The Hayne Royal Commission Recommendation 5.5 that “Banks should fully implement the recommendations of the Sedgwick Review” is now complete with this final review confirming that the reforms have been implemented and real change has occurred.

Anna Bligh, Chief Executive Officer at the ABA, said the new findings are testament to the significant changes the banking industry has made since the Review was first commissioned in 2016.

“Several years ago, I said don’t judge banks by their words but by their actions.
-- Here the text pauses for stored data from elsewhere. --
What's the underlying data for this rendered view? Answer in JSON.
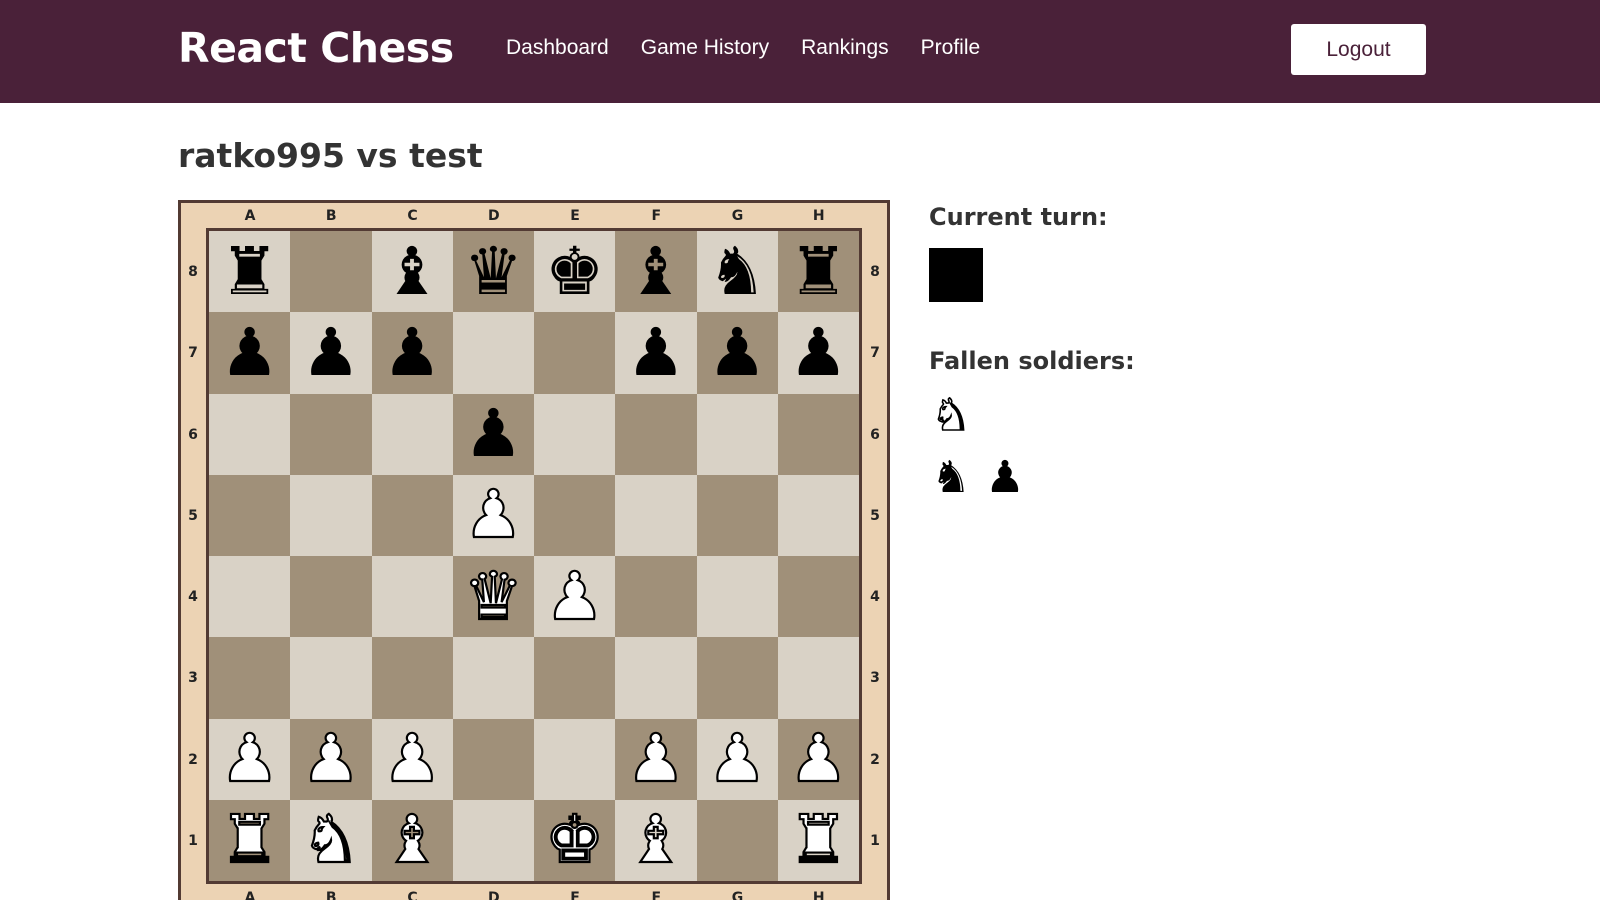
{
  "app": {
    "brand": "React Chess",
    "nav": [
      "Dashboard",
      "Game History",
      "Rankings",
      "Profile"
    ],
    "logout_label": "Logout",
    "colors": {
      "navbar": "#4a2139",
      "light_square": "#d9d2c6",
      "dark_square": "#a09079",
      "board_frame": "#ecd3b4"
    }
  },
  "game": {
    "title": "ratko995 vs test",
    "files": [
      "A",
      "B",
      "C",
      "D",
      "E",
      "F",
      "G",
      "H"
    ],
    "ranks": [
      "8",
      "7",
      "6",
      "5",
      "4",
      "3",
      "2",
      "1"
    ],
    "board": [
      [
        "b-rook",
        "",
        "b-bishop",
        "b-queen",
        "b-king",
        "b-bishop",
        "b-knight",
        "b-rook"
      ],
      [
        "b-pawn",
        "b-pawn",
        "b-pawn",
        "",
        "",
        "b-pawn",
        "b-pawn",
        "b-pawn"
      ],
      [
        "",
        "",
        "",
        "b-pawn",
        "",
        "",
        "",
        ""
      ],
      [
        "",
        "",
        "",
        "w-pawn",
        "",
        "",
        "",
        ""
      ],
      [
        "",
        "",
        "",
        "w-queen",
        "w-pawn",
        "",
        "",
        ""
      ],
      [
        "",
        "",
        "",
        "",
        "",
        "",
        "",
        ""
      ],
      [
        "w-pawn",
        "w-pawn",
        "w-pawn",
        "",
        "",
        "w-pawn",
        "w-pawn",
        "w-pawn"
      ],
      [
        "w-rook",
        "w-knight",
        "w-bishop",
        "",
        "w-king",
        "w-bishop",
        "",
        "w-rook"
      ]
    ]
  },
  "sidebar": {
    "current_turn_label": "Current turn:",
    "current_turn_color": "black",
    "fallen_label": "Fallen soldiers:",
    "fallen_white": [
      "w-knight"
    ],
    "fallen_black": [
      "b-knight",
      "b-pawn"
    ]
  }
}
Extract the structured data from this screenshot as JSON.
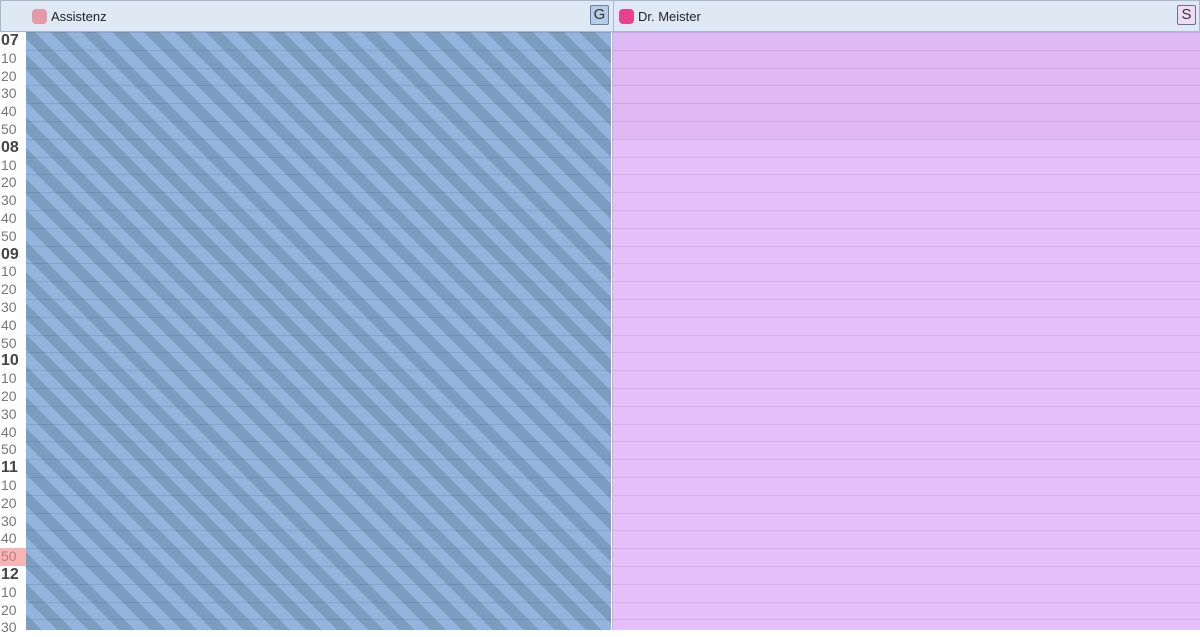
{
  "columns": [
    {
      "title": "Assistenz",
      "button": "G",
      "color": "#e49aa8"
    },
    {
      "title": "Dr. Meister",
      "button": "S",
      "color": "#e8428f"
    }
  ],
  "time_labels": [
    "07",
    "10",
    "20",
    "30",
    "40",
    "50",
    "08",
    "10",
    "20",
    "30",
    "40",
    "50",
    "09",
    "10",
    "20",
    "30",
    "40",
    "50",
    "10",
    "10",
    "20",
    "30",
    "40",
    "50",
    "11",
    "10",
    "20",
    "30",
    "40",
    "50",
    "12",
    "10",
    "20",
    "30"
  ],
  "current_time_label": "50"
}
Today, as seen in this final review, I believe banks are demonstrating they have heard the community and have moved to change the culture of banking,” Ms Bligh said.

“These are substantial achievements, supported by substantial investments by many banks to better articulate a customer-centric ethos”

Stephen Sedgwick

“While there is always work to be done, the banking industry has come a long way since 2017 in earning back the trust and confidence of Australians.”

“Real trust is earned when organisations do what they say they will do. This final review by Stephen Sedgwick clearly demonstrates that banks have kept their promise to stop poor remuneration practices and put the customer first.” said Ms Bligh.

Since the start of the Review, banks have introduced a number of measures and changes, including:

  • A new Code of Practice, independently monitored and enforced
  • No longer paying retail bank staff bonuses based directly or solely on sales
  • Where incentives are paid, they are based on an overall assessment against a range of measures such as excellent service and good focus on customer needs (with financial targets not the main component)
  • Incentives paid are not crafted to encourage the sale of one product over another (e.g. one type of credit card over another)
  • Refocussing workplace culture and leadership capability to ensure a focus on the customer is paramount.

While the final report notes that a sustained customer-centric focus will require continued efforts and monitoring by the sector, no further recommendations have been made to change remuneration practices.

“As suggested by Mr Sedgwick, the ABA and its member banks will now consider an appropriate mechanism to regularly monitor the sustained and ongoing adherence to these improved remuneration practices across the industry,” Ms Bligh said.

Stephen Sedgwick added: “These are substantial achievements, supported by substantial investments by many banks to better articulate a customer-centric ethos and to build leader and manager capability in support of it.

“The risks of mis-selling and poor outcomes for customers in retail banking are substantially reduced,” Mr Sedgwick said.

This report concludes the ABA Retail Banking Remuneration Review.